Pyrosequencing reactions were performed targeting SNPs 167 and 198/200 in T. circumcincta and SNPs 198/200 in H. contortus using a PyroMark ID Pyrosequencer (Biotage, Uppsala, Sweden) following the manufacturer’s recommended protocol.

T. colubriformis assays were performed as described by Ramünke et. al. [25]. In brief, PCRs were conducted using Phusion® Hot-Start II High Fidelity DNA polymerase (Thermo Scientific, St. Leon-Rot, Germany). Reactions (50 μl) contained 200 mM dNTPs (Thermo Scientific), 250 nM of each primer, 1 U Phusion® polymerase and 4 μl genomic DNA. After an initial denaturation at 98 °C for 30 s, 40 cycles of denaturation at 98 °C for 10 s, annealing at a primer-pair specific temperature (Table 2) for 30 s and elongation at 72 °C for 30 s followed were performed before a final elongation at 72 °C for 10 min.
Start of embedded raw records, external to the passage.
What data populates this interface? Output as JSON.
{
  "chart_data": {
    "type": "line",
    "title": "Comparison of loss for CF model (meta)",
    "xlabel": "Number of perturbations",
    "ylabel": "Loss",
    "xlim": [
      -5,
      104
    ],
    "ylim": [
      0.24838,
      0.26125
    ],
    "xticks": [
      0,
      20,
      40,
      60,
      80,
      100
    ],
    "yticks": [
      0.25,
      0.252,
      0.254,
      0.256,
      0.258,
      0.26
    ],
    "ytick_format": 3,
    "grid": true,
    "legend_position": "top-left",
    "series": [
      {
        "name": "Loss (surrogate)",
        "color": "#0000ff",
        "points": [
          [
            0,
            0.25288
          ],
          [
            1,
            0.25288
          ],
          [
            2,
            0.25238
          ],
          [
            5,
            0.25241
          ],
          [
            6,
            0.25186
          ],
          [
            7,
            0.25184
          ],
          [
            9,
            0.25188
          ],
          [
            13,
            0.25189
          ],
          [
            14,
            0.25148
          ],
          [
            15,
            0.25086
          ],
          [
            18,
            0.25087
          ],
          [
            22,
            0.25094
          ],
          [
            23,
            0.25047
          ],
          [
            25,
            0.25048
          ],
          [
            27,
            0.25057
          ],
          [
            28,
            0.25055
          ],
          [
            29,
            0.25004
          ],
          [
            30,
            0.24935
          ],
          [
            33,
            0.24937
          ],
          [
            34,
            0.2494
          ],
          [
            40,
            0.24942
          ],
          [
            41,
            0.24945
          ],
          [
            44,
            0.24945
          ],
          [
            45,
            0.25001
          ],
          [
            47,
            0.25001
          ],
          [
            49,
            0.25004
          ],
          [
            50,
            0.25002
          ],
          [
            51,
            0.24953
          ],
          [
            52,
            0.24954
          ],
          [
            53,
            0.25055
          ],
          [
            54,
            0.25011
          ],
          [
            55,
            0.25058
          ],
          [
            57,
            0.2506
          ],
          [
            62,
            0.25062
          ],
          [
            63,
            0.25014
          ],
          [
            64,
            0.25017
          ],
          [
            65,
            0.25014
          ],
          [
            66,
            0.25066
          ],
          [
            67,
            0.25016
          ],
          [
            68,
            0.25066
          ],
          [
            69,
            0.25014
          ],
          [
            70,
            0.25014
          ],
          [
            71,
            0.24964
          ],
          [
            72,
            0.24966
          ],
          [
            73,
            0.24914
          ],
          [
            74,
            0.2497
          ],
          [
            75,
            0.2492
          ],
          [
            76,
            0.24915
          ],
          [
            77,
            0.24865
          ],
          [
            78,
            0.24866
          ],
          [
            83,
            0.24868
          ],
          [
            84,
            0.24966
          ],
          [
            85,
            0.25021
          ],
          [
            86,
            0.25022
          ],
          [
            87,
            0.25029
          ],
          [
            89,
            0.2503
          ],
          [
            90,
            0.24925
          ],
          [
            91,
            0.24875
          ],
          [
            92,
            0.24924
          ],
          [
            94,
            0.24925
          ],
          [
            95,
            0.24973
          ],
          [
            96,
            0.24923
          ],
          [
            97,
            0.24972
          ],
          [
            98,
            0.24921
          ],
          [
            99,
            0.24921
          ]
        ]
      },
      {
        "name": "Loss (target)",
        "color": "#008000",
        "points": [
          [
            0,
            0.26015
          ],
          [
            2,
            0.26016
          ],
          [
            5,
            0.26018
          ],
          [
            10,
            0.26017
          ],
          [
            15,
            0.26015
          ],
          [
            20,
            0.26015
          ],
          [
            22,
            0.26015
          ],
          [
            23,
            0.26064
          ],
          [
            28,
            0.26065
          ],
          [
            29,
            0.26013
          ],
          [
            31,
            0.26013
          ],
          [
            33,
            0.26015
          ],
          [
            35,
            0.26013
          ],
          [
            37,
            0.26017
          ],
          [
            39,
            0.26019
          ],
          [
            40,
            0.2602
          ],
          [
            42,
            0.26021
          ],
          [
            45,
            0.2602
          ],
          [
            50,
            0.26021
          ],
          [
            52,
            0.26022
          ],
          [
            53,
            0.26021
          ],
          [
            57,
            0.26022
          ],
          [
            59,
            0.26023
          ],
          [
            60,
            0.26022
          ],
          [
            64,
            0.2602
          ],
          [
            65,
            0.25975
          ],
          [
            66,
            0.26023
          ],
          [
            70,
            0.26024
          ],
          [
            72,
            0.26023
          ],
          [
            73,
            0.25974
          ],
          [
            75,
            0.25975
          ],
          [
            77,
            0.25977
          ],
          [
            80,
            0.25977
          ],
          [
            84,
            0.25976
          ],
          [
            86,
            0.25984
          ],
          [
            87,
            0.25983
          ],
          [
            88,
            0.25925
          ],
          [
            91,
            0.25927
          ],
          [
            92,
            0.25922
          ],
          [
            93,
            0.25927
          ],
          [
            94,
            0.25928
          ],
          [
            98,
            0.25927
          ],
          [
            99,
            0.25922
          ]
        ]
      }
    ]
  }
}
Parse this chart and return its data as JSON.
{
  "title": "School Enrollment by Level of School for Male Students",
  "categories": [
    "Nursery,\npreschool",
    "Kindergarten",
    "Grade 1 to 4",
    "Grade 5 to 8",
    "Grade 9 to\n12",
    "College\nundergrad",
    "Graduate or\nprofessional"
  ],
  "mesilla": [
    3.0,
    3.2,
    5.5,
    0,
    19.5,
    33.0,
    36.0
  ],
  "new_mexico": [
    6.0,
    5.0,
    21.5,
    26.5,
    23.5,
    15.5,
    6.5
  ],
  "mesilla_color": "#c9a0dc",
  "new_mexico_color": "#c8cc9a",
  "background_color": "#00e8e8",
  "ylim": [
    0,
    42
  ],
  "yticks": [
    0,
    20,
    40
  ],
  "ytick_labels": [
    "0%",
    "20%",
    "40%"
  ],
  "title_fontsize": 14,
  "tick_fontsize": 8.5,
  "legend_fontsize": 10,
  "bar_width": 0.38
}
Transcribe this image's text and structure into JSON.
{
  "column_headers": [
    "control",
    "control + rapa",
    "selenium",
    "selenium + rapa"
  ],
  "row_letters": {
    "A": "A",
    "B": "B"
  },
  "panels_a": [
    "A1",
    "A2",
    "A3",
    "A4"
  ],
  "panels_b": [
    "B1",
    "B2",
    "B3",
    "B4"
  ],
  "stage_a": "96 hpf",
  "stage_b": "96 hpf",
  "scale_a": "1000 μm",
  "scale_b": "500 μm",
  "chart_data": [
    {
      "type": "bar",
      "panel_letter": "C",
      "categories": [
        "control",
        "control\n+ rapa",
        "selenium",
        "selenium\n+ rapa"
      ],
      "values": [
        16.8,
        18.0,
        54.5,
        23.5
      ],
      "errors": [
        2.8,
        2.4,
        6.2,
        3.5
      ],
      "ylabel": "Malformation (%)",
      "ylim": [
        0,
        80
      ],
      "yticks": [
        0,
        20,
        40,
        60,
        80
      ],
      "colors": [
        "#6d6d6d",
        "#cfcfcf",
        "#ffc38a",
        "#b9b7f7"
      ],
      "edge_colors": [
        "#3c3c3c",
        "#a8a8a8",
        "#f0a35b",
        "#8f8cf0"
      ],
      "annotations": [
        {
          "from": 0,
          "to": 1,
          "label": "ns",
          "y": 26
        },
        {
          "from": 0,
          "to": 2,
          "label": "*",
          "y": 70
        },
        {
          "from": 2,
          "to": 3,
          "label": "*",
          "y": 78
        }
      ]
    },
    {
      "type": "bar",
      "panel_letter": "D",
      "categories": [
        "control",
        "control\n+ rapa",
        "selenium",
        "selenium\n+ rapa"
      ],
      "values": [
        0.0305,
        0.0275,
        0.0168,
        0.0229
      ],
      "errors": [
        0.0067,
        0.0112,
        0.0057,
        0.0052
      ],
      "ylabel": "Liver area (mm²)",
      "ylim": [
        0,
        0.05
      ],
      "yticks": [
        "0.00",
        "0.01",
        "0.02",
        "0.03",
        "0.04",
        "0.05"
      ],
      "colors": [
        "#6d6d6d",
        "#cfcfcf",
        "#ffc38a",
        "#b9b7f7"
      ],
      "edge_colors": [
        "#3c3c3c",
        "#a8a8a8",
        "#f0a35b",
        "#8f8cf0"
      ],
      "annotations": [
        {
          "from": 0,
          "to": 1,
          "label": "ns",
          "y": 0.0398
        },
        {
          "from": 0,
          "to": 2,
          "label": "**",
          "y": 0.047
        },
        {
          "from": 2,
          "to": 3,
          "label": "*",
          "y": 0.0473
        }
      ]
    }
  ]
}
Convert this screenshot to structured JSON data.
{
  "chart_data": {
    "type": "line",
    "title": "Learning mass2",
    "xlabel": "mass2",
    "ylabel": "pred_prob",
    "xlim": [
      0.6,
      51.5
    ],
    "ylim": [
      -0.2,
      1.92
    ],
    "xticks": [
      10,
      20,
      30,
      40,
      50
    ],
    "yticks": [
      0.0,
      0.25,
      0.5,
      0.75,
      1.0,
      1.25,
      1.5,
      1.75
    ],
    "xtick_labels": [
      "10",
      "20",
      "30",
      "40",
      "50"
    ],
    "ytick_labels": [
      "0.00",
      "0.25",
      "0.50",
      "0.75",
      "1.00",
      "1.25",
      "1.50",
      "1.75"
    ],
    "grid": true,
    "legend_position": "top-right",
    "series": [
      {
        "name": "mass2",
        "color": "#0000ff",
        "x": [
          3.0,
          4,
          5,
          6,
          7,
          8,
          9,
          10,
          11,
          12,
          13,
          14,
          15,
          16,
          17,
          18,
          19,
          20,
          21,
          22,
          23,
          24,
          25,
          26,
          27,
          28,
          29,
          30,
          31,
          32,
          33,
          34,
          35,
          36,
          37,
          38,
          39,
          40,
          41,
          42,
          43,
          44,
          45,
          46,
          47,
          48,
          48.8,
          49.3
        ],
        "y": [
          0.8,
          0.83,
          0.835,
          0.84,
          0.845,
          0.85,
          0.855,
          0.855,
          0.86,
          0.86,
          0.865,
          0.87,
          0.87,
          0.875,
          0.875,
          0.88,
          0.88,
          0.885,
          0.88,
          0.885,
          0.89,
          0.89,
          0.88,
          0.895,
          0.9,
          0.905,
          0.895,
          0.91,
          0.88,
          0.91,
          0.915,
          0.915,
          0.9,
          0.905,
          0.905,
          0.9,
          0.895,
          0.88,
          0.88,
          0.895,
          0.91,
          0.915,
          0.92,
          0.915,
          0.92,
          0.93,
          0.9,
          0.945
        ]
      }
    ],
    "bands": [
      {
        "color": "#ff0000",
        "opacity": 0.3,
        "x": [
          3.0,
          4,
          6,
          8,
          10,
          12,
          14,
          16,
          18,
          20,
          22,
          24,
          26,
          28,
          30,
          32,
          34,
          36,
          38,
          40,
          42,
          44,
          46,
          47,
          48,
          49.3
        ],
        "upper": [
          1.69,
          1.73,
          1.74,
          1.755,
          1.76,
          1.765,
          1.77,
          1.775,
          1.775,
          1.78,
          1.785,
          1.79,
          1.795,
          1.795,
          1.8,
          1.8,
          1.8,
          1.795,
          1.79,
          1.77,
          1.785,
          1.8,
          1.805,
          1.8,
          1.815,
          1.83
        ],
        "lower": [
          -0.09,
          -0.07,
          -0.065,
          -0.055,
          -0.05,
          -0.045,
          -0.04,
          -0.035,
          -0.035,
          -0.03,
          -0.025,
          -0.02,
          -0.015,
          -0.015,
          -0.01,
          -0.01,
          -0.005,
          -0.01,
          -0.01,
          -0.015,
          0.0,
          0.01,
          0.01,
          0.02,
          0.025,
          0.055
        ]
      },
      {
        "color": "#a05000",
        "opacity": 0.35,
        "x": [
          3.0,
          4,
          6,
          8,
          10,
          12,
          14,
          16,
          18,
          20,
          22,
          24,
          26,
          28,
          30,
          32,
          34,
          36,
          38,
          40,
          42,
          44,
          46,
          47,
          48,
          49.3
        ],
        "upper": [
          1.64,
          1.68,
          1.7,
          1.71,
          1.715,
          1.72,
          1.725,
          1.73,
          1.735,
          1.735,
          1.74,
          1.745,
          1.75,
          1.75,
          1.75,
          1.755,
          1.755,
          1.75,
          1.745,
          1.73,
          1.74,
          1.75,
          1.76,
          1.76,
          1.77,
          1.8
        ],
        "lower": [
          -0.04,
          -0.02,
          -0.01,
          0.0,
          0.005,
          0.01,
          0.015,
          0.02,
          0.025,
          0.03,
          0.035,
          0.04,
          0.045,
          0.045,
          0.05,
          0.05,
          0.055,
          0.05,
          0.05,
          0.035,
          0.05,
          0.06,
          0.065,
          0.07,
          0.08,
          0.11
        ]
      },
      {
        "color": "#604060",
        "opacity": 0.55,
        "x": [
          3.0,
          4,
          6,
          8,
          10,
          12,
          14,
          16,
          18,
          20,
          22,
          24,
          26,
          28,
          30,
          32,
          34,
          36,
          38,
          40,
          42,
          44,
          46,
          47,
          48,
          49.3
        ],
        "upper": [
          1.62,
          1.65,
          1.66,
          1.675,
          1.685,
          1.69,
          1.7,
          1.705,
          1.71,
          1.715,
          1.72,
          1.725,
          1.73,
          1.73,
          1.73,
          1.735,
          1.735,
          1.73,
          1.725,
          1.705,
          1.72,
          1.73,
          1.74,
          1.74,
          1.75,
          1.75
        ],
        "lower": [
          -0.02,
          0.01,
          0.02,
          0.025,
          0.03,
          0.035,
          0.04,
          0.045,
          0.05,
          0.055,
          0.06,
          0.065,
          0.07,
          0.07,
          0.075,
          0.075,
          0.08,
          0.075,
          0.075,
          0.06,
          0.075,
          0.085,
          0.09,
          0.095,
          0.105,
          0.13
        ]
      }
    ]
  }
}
PCRs were controlled by electrophoresis in 1.5% agarose gels stained with GR Green (Ozyme, Saint Cyr L’Ecole, France). Pyrosequencing assays were performed as previously described [63] using a PyroMark Q24 instrument and 22–45 μl of the PCR product.

For T. circumcincta and H. contortus, positive controls representing genomic DNA extracted from susceptible and resistant individual adults from each species were included in each assay. Assays for T. colubriformis were evaluated in separate runs using artificial mixtures of plasmid DNA containing the different SNPs as template. The frequencies of the resistance allele with values equal to or lower than 5% were considered as technical background and, therefore, not considered as resistant [37].